As I watched and listened, however, the words of the man responsible for building the first Temple for the Jewish people kept rolling in my mind:
“But will God indeed dwell on the earth? Behold, heaven and the highest heaven cannot contain you; how much less this house that I have built!” ~Solomon (1 Kings 8:27)

We serve a God not limited by location.

But then Isaiah foretold, “Therefore the Lord himself will give you a sign. Behold, the virgin shall conceive and bear a son, and shall call his name Immanuel” (7:14).

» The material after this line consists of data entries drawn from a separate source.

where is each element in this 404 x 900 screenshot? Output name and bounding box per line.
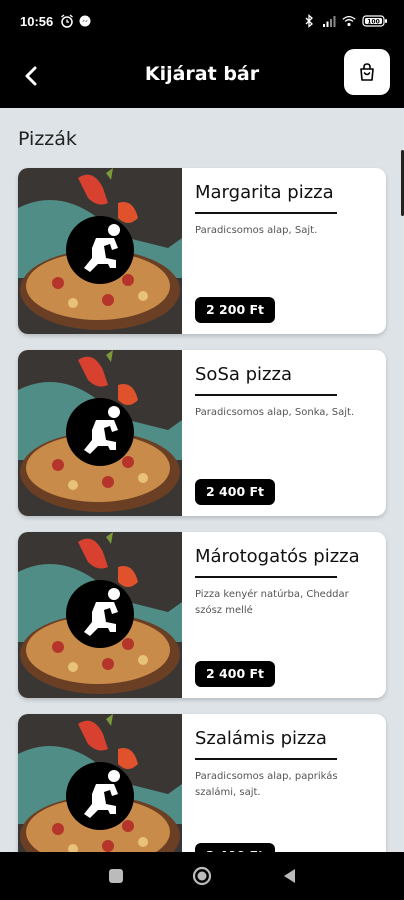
app-bar: Kijárat bár — [0, 44, 404, 108]
title-divider — [195, 758, 337, 760]
battery-level: 100 — [367, 19, 380, 26]
product-card[interactable]: SoSa pizza Paradicsomos alap, Sonka, Saj… — [18, 350, 386, 516]
back-nav-button[interactable] — [280, 866, 300, 886]
product-card[interactable]: Margarita pizza Paradicsomos alap, Sajt.… — [18, 168, 386, 334]
product-card[interactable]: Márotogatós pizza Pizza kenyér natúrba, … — [18, 532, 386, 698]
battery-icon: 100 — [362, 15, 387, 27]
product-image — [18, 532, 182, 698]
messenger-icon — [79, 15, 91, 27]
product-description: Paradicsomos alap, Sonka, Sajt. — [195, 407, 355, 418]
product-name: SoSa pizza — [195, 364, 292, 385]
product-description: Paradicsomos alap, paprikás szalámi, saj… — [195, 771, 338, 798]
product-name: Margarita pizza — [195, 182, 334, 203]
status-bar: 10:56 100 — [0, 0, 404, 44]
product-description: Paradicsomos alap, Sajt. — [195, 225, 318, 236]
alarm-icon — [61, 14, 73, 28]
bluetooth-icon — [305, 14, 313, 28]
price-badge: 2 400 Ft — [195, 661, 276, 687]
price-badge: 2 400 Ft — [195, 479, 276, 505]
wifi-icon — [342, 15, 356, 27]
signal-icon — [323, 16, 336, 27]
status-time: 10:56 — [20, 14, 54, 29]
product-description: Pizza kenyér natúrba, Cheddar szósz mell… — [195, 589, 349, 616]
cart-button[interactable] — [344, 49, 390, 95]
home-button[interactable] — [192, 866, 212, 886]
section-title: Pizzák — [18, 128, 77, 150]
title-divider — [195, 212, 337, 214]
price-badge: 2 200 Ft — [195, 297, 276, 323]
recents-button[interactable] — [106, 866, 126, 886]
title-divider — [195, 394, 337, 396]
product-name: Márotogatós pizza — [195, 546, 360, 567]
shopping-bag-icon — [360, 63, 374, 81]
product-image — [18, 168, 182, 334]
product-image — [18, 350, 182, 516]
product-name: Szalámis pizza — [195, 728, 327, 749]
title-divider — [195, 576, 337, 578]
system-nav-bar — [0, 852, 404, 900]
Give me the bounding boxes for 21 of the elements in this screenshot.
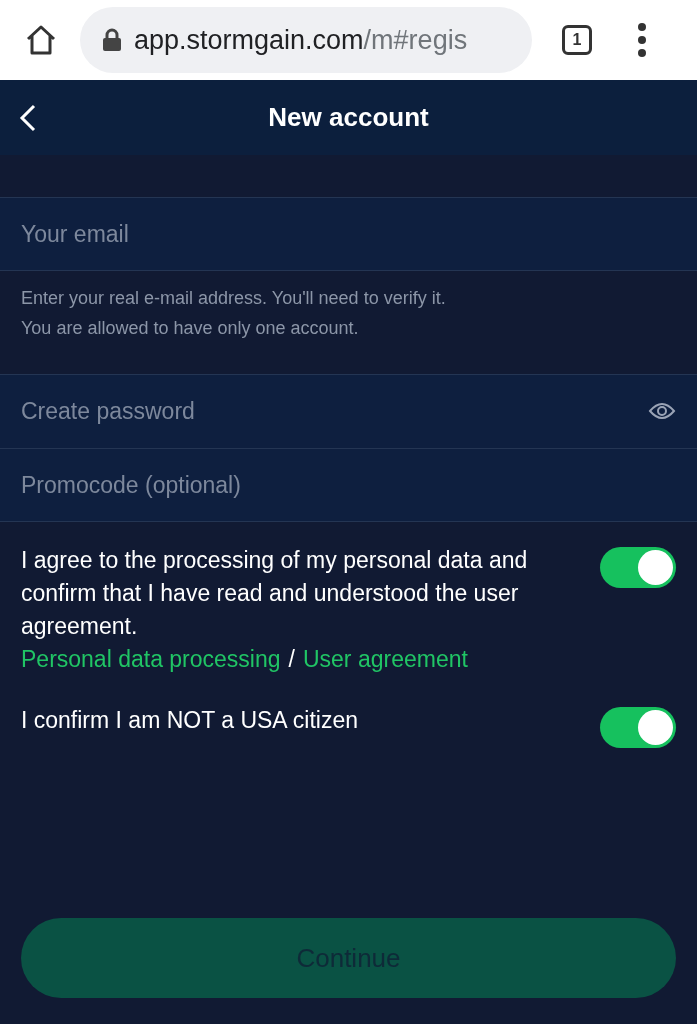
tab-count-button[interactable]: 1 bbox=[562, 25, 592, 55]
link[interactable]: User agreement bbox=[302, 643, 468, 676]
lock-icon bbox=[102, 28, 122, 52]
consent-text: I confirm I am NOT a USA citizen bbox=[21, 706, 359, 735]
input-field[interactable]: Your email bbox=[0, 197, 697, 271]
hint-text: You are allowed to have only one account. bbox=[21, 317, 360, 339]
address-bar[interactable]: app.stormgain.com/m#regis bbox=[80, 7, 532, 73]
consent-text: I agree to the processing of my personal data and confirm that I have read and understood the user agreement. bbox=[21, 546, 529, 641]
back-icon[interactable] bbox=[18, 102, 38, 133]
toggle-switch[interactable] bbox=[600, 707, 676, 748]
more-options-icon[interactable] bbox=[638, 23, 646, 57]
home-icon[interactable] bbox=[24, 24, 58, 56]
input-field[interactable]: Create password bbox=[0, 374, 697, 448]
eye-icon[interactable] bbox=[648, 401, 676, 421]
separator-text: / bbox=[288, 645, 295, 674]
url-text: app.stormgain.com/m#regis bbox=[134, 23, 468, 57]
input-field[interactable]: Promocode (optional) bbox=[0, 448, 697, 522]
toggle-switch[interactable] bbox=[600, 547, 676, 588]
link[interactable]: Personal data processing bbox=[21, 643, 281, 676]
page-title: New account bbox=[268, 101, 429, 134]
hint-text: Enter your real e-mail address. You'll need to verify it. bbox=[21, 287, 447, 309]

And Matthew explained, “20 But as he considered these things, behold, an angel of the Lord appeared to him in a dream, saying, “Joseph, son of David, do not fear to take Mary as your wife, for that which is conceived in her is from the Holy Spirit.
21 She will bear a son, and you shall call his name Jesus, for he will save his people from their sins.”
22 All this took place to fulfill what the Lord had spoken by the prophet:
23 “Behold, the virgin shall conceive and bear a son, and they shall call his name Immanuel” (which means, God with us) (Chapter 1).

Muslims and Jews revere Jerusalem as the place humanity can reach God.

Christians celebrate it as the place God came down to man.

Will God indeed dwell on the earth?

Yes, Solomon, the Word became flesh and dwelt among us, just as He said He would.